Conversations with Eboo: Valarie Kaur
June 16, 2020
I’ve known and admired Valarie Kaur for nearly twenty years, since her early work as a filmmaker documenting the hateful violence against Sikh Americans in the aftermath of 9/11. There aren’t too many people with her resume – Stanford undergrad, Harvard Divinity School, Yale Law School, award-winning filmmaker, speaker extraordinaire, incisive educator, founder of interfaith social justice campaigns, and, most recently, author. Her book See No Stranger is achingly beautiful – dangerously beautiful. I clearly missed a couple of appointments the morning that I sat down with it because I simply could not stop reading. It’s a book that weaves an intimate coming-of-age narrative with an activist story and a spiritual journey, all somehow perfectly framed in a research-backed manifesto for social change.
I caught up with Valarie on the day of George Floyd’s funeral, a moment that happened to be both three months into the Covid pandemic and two weeks into a racial justice protest movement. As we said our hellos, I could hear her getting her two children, a one year old and a five year old, settled. “My parents and my husband’s parents take turns living with us, and they do a lot of child care, but we asked them to shelter in place because of concerns around Covid,” she explained. “And then last week, during the first wave of protests, the National Guard set up shop down the road, and our windows face the street, so anytime I heard a noise I just jumped, afraid that something bad was going down.”
It was a comment that bridged the moment that we’re in now with a central theme of her book, what Valarie calls “The connection between state violence and hate violence.” See No Stranger is full of examples of both. The murders of Sikh Americans after 9/11 and at the Oak Creek Gurudwara. The protests against the Republican National Convention in 2004 where Valarie tried to serve as a legal observer, and wound up experiencing ugly violence at the hands of the police.
The Revolutionary Love ethic that is at the heart of the book is about bearing witness to the horrors that happen, accompanying people through those horrors, and then doing the work to transform and reimagine. That transformation, Valarie insists, even involves your opponents. In Valarie’s view, it is perfectly legitimate to rage against the wrongs of the world, even to direct your rage, for a time, at those who perpetrate such wrongs. But then, if you are safe enough, you have to be ready to listen, and finally to reimagine. That’s revolutionary love. Valarie envisions it as a compass, a tool that can guide one’s engagements at home and in the civic/activist realm.
The seeds of See No Stranger were planted around 2014. Valarie was already a mainstay on the activist circuit, speaking at conferences nationwide. But state crimes and hate crimes were both rising, and she had a deep fear that her Sikh children would grow up around more hatred than Sikhs experienced around 9/11, more even than Sikhs experienced a century ago, when her beloved grandfather moved to the United States. The thirty minutes she got on a stage, or the sixty seconds she was allotted on a cable news show, didn’t seem near enough space for the world of things she wanted to say.
The Trump movement and election just supercharged that feeling. Valarie told me, “I wrote the book proposal for See No Stranger between November 2016 and January 2017 – the election and the inauguration – like it was an act of survival.”
There were two metaphors guiding her hand as she wrote: warrior metaphors from her Sikh faith, and birthing metaphors from her experience of motherhood.

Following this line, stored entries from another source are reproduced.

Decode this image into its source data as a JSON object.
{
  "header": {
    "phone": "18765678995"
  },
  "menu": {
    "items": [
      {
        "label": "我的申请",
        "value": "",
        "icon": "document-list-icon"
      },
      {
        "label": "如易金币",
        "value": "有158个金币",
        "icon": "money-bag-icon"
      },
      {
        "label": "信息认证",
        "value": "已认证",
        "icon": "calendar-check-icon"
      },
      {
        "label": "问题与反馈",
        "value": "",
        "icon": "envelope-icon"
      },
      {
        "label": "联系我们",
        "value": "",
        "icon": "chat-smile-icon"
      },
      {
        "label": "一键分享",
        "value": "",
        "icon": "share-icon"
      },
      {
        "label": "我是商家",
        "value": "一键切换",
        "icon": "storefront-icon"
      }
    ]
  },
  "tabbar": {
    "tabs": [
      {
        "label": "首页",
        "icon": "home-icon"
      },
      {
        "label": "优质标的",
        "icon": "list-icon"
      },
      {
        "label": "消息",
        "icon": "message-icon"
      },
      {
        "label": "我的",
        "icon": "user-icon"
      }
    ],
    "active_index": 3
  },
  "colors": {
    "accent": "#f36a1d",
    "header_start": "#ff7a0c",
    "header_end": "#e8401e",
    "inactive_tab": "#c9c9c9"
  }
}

The book is full of powerful stories and images of Sikh warriors and their battles for justice. It’s not your standard fare for a peace activist. Here’s how Valarie squared the circle for me: “I’m reclaiming the Sikh warrior spirit for nonviolent revolution. If I see you through the eyes of wonder, I must be brave enough to let your pain into my heart, and I must be willing to fight for you.”

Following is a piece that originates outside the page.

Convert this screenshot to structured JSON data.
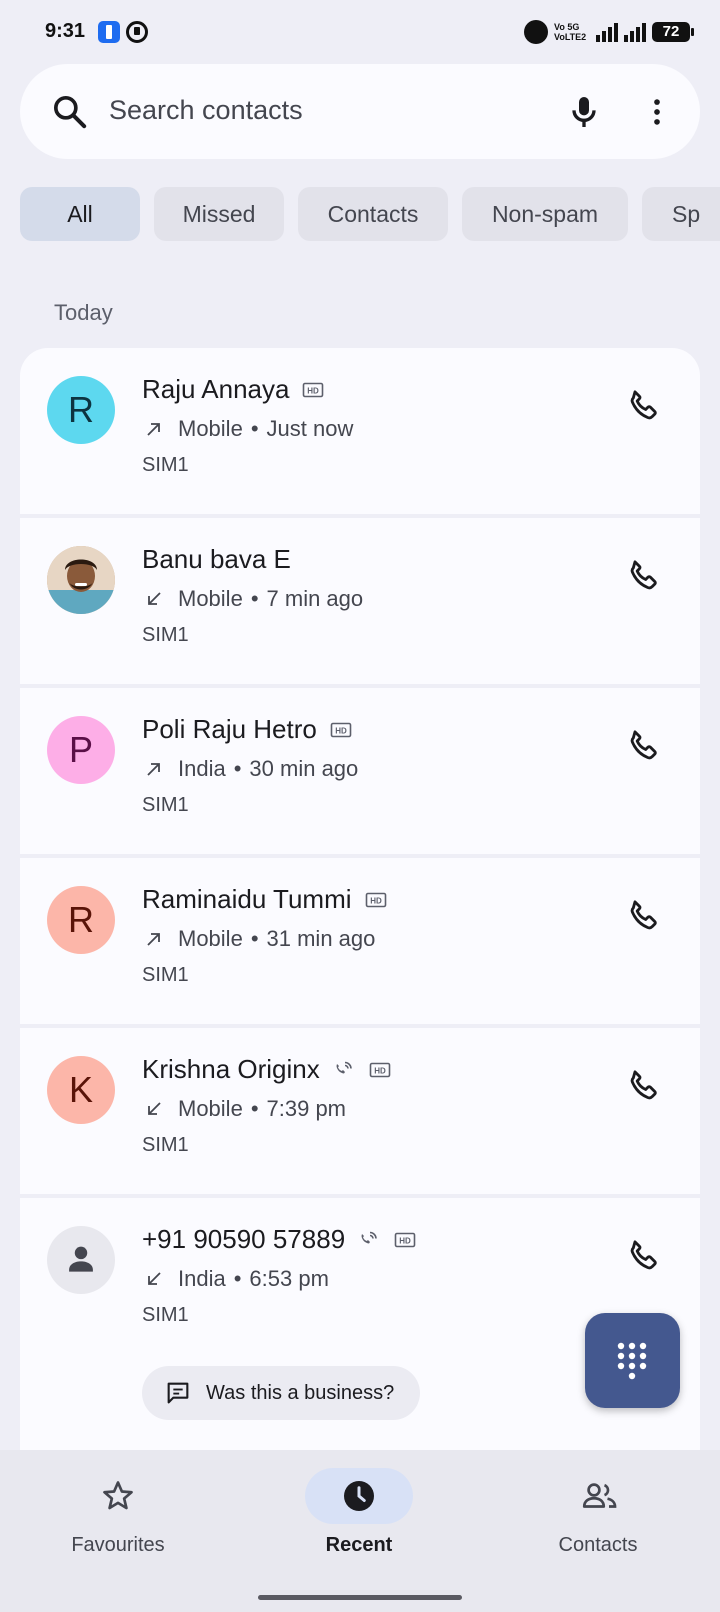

She continued: “The conversation about race and justice in America has never had Sikh perspectives. So I’m drawing from my own religion to think about faith and justice and love in this country in new ways. Guru Nanak’s call to ‘see no stranger’ was always meant for all people. I feel like my offering here is to take his call to love, reclaim it, and to offer it for a new time.”
She does this in honor of her beloved grandfather, Papa Ji, who would guide Valarie with Sikh wisdom and comfort her with Sikh devotional songs, as she was growing up. She includes both in the book.

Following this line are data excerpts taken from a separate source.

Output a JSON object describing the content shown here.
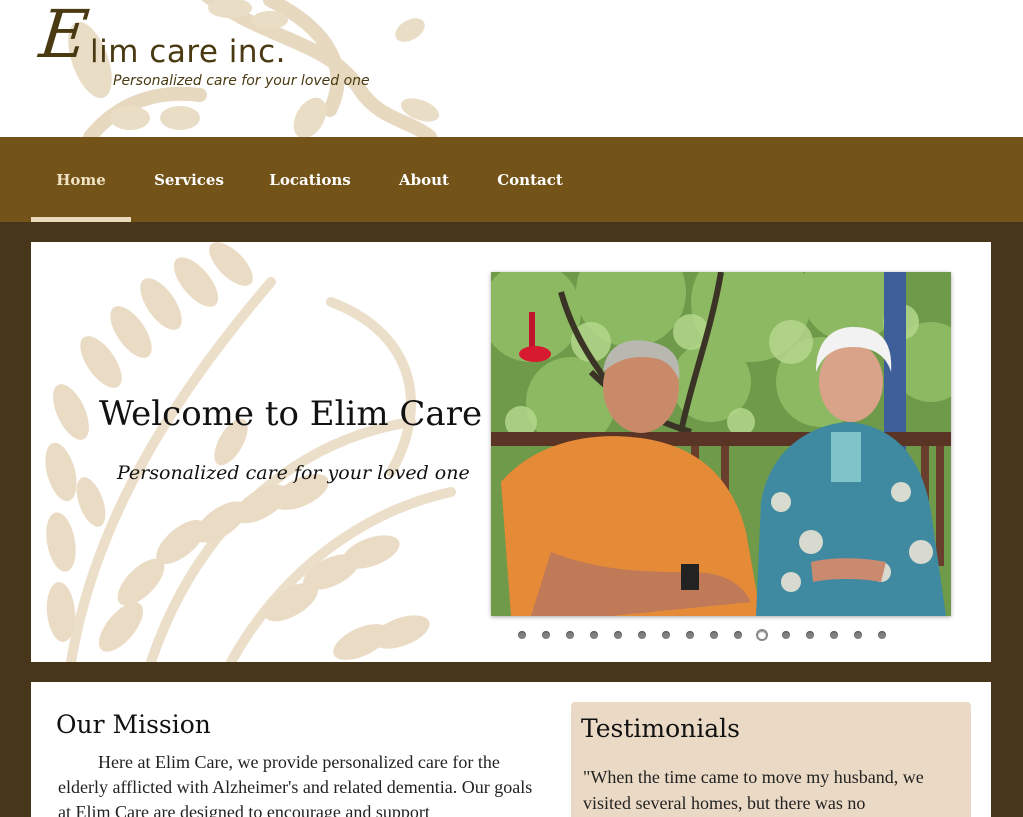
{
  "header": {
    "logo_initial": "E",
    "logo_rest": "lim care inc.",
    "tagline": "Personalized care for your loved one"
  },
  "nav": {
    "items": [
      {
        "label": "Home",
        "active": true
      },
      {
        "label": "Services",
        "active": false
      },
      {
        "label": "Locations",
        "active": false
      },
      {
        "label": "About",
        "active": false
      },
      {
        "label": "Contact",
        "active": false
      }
    ]
  },
  "hero": {
    "title": "Welcome to Elim Care",
    "subtitle": "Personalized care for your loved one",
    "slide_count": 16,
    "active_slide": 11
  },
  "mission": {
    "title": "Our Mission",
    "text": "Here at Elim Care, we provide personalized care for the elderly afflicted with Alzheimer's and related dementia. Our goals at Elim Care are designed to encourage and support"
  },
  "testimonials": {
    "title": "Testimonials",
    "text": "\"When the time came to move my husband, we visited several homes, but there was no"
  },
  "colors": {
    "nav_bg": "#735318",
    "page_bg": "#47361a",
    "active_underline": "#ead9bd",
    "testimonial_bg": "#ead9c5",
    "logo_text": "#4a3a12"
  }
}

Also included is a deep dive into the meaning of Valarie’s most famous line: we are in the darkness of the womb, not the darkness of the tomb. It’s at the center of the birthing metaphor that guides Valarie’s work. She spoke to me about the power of viewing activist work as being like a midwife – birthing a new being by breathing and pushing and then pushing again.
She closed by observing: “I’m feeling this soaring sense of possibility as I see this uprising for Black lives. Our nation is in transition, a demographic transition that will take place over the next twenty five years as we become a majority people of color country. I want to be part of that. I want to last. In the idea of revolutionary love, I feel as if I’ve found my song, and I’ll be singing it until I’m an old woman.”